Interleukin 7 upregulates vascular endothelial growth factor D in breast cancer cells and induces lymphangiogenesis in vivo

Abstract

Background: Interleukin (IL) 7 is known to stimulate growth of breast cancer cells in vitro. It has been recently associated with node-positive tumours and with poor survival in breast cancer. The effects of IL-7 on the lymphangiogenic properties of breast cancer cells were explored.

Methods: The effects of IL-7 on the expression of vascular endothelial growth factors (VEGFs) in MDA MB-231, MCF-7 and BT-483 cells were analysed by reverse transcriptase-polymerase chain reaction and western blotting. An in vivo lymphangiogenesis model using nude mice was developed. The newly generated microtubules were stained with anti-von Willebrand factor and anti-LYVE-1 (lymphatic vessel endothelial hyaluronan receptor) antibodies.

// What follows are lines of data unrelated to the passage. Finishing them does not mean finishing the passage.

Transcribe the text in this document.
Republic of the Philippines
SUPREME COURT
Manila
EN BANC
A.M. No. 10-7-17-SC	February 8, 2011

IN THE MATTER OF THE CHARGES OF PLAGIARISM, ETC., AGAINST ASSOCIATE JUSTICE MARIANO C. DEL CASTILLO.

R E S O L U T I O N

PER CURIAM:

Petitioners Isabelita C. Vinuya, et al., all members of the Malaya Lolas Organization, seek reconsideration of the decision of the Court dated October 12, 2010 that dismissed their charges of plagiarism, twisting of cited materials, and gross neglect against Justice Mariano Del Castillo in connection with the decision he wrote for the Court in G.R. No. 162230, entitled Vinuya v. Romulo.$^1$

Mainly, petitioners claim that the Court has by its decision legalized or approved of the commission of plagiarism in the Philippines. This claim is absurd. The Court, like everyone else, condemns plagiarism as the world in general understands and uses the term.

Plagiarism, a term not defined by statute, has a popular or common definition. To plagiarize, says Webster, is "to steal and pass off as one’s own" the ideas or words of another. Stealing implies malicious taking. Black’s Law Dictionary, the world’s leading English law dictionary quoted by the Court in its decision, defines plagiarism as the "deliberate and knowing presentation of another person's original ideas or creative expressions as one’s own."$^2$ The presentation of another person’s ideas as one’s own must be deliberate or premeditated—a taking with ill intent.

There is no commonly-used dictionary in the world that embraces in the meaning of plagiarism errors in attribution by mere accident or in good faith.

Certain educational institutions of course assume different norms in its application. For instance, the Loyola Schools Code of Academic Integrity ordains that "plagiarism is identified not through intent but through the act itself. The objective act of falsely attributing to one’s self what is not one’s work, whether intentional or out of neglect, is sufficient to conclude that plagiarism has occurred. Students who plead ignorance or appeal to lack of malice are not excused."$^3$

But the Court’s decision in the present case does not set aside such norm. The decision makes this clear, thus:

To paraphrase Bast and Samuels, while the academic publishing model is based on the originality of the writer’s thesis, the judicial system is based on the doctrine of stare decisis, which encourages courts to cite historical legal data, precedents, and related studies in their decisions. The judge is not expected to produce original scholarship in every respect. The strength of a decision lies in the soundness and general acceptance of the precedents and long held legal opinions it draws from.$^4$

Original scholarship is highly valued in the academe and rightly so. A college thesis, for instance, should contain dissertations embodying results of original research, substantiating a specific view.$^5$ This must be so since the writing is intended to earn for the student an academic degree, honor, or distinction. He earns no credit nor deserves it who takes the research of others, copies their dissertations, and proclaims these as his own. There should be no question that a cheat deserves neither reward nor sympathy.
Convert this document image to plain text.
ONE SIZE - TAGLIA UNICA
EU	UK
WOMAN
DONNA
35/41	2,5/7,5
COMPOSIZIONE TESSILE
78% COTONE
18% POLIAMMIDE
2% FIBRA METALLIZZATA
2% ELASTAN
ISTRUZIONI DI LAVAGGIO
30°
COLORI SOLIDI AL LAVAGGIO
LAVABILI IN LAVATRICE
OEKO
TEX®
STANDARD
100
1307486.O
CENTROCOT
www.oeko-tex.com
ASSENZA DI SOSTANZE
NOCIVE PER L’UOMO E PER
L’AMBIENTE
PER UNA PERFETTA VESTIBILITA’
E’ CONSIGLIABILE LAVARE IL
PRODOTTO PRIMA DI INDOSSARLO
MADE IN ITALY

Results: All VEGFs (VEGF-A, -B, -C and -D) were expressed in breast cancer cells, but at different levels. IL-7 increased the expression of VEGF-D at both mRNA and protein levels in MCF-7 and MDA MB-231 cells. In the in vivo model, IL-7 significantly induced the formation of lymphatic LYVE-1-positive, but not vascular von Willebrand factor-positive, microtubules (P = 0.021 versus sections without IL-7).

Conclusion: IL-7 induced the lymphangiogenic properties of breast cancer cells, probably by upregulation of VEGF-D. This might have a significant impact on the lymphatic spread of breast cancer.